Calcium Lowers Preeclampsia Risk
One of the most significant benefits of adequate calcium during pregnancy has nothing to do with bones. In placebo-controlled trials, supplementing with at least 1,000 mg of calcium per day cut the risk of preeclampsia by more than half and reduced the risk of preterm birth by 24%. The protective effect was even stronger in populations with low-calcium diets. Preeclampsia is a serious pregnancy complication involving dangerously high blood pressure, so this reduction is substantial and clinically meaningful.
How Much You Need and How to Get It
The American College of Obstetricians and Gynecologists recommends 1,000 milligrams of calcium daily for pregnant women aged 19 to 50, and 1,300 milligrams for those aged 14 to 18. The higher amount for younger women reflects that their own skeletons are still growing.
Dairy products remain the most concentrated and easily absorbed sources. An 8-ounce glass of milk provides roughly 300 mg, so three servings a day can nearly cover the full recommendation. For women who are lactose intolerant or avoid dairy, good alternatives include fortified soy beverages, tofu prepared with calcium, edamame, calcium-fortified orange juice, and fortified breakfast cereals. Among vegetables, kale, bok choy, broccoli, and collard greens provide meaningful amounts, though you need larger portions to match what dairy delivers. Spinach contains calcium but also compounds that block much of its absorption, making it a less reliable source.

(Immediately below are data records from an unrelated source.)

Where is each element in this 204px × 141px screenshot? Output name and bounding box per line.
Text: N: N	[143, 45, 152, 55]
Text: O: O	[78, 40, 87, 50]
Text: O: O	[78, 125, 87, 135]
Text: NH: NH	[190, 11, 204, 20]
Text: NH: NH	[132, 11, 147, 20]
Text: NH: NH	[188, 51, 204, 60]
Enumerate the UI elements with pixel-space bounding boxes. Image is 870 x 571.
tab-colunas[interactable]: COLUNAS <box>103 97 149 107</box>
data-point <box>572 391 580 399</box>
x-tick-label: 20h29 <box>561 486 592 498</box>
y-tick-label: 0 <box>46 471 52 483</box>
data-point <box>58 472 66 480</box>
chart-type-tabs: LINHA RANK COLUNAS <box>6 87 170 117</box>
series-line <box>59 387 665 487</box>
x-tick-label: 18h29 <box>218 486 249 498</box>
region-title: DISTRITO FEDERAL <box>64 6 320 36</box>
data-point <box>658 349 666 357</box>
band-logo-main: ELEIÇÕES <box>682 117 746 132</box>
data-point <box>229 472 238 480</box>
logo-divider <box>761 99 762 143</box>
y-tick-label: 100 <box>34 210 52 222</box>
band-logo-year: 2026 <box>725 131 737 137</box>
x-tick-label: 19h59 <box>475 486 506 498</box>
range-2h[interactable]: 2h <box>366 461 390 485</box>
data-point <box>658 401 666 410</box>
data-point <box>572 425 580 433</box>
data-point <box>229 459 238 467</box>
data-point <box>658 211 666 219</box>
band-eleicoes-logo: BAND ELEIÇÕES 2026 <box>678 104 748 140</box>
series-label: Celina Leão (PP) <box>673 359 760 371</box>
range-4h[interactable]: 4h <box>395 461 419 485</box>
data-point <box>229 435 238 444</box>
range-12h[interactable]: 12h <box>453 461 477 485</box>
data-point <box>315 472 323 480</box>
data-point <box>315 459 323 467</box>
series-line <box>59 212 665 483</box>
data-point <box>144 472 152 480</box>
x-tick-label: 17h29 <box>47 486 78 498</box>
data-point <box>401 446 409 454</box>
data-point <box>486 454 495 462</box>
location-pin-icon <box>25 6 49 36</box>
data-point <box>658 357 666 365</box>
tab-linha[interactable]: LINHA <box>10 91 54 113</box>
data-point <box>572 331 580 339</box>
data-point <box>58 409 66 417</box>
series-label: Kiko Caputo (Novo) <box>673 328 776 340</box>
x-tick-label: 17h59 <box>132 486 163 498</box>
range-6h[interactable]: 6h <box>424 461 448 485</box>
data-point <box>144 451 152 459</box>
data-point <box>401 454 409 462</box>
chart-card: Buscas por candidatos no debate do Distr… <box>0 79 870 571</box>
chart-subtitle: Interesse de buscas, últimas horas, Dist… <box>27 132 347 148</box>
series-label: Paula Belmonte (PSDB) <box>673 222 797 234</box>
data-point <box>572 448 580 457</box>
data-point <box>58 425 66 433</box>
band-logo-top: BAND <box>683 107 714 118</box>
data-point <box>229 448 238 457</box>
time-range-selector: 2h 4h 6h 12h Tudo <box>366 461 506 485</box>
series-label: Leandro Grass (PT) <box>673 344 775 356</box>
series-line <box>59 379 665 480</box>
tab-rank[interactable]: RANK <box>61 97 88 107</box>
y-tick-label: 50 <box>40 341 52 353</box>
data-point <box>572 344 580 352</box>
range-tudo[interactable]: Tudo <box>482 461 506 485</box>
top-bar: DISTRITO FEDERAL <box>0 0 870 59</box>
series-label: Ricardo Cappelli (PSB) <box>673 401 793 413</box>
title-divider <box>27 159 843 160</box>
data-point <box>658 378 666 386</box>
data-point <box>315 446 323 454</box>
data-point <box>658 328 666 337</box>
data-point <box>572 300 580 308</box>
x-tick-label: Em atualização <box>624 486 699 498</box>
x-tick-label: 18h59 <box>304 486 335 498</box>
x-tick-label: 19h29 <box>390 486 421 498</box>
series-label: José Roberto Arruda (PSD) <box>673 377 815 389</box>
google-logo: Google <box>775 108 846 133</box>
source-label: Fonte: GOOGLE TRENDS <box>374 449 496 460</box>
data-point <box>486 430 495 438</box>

Splitting calcium intake across multiple meals improves absorption. Your body handles 500 mg or less at a time more efficiently than a single large dose. If you use supplements, calcium carbonate powder is absorbed somewhat faster and more completely than calcium citrate tablets, though calcium carbonate works best when taken with food. Calcium citrate can be taken on an empty stomach, which matters if nausea makes eating difficult.
What About Pregnancy Leg Cramps?
Many women take calcium hoping it will ease the painful nighttime leg cramps that are common during pregnancy. The evidence here is thin. A Cochrane review found that one small study showed fewer leg cramps with calcium supplementation, but the evidence quality was very low and the trial involved only 43 women. At this point, there isn’t enough reliable data to confirm that calcium reliably prevents or reduces pregnancy leg cramps. That said, adequate calcium intake is important for so many other reasons during pregnancy that it remains worth prioritizing regardless of its effect on cramps.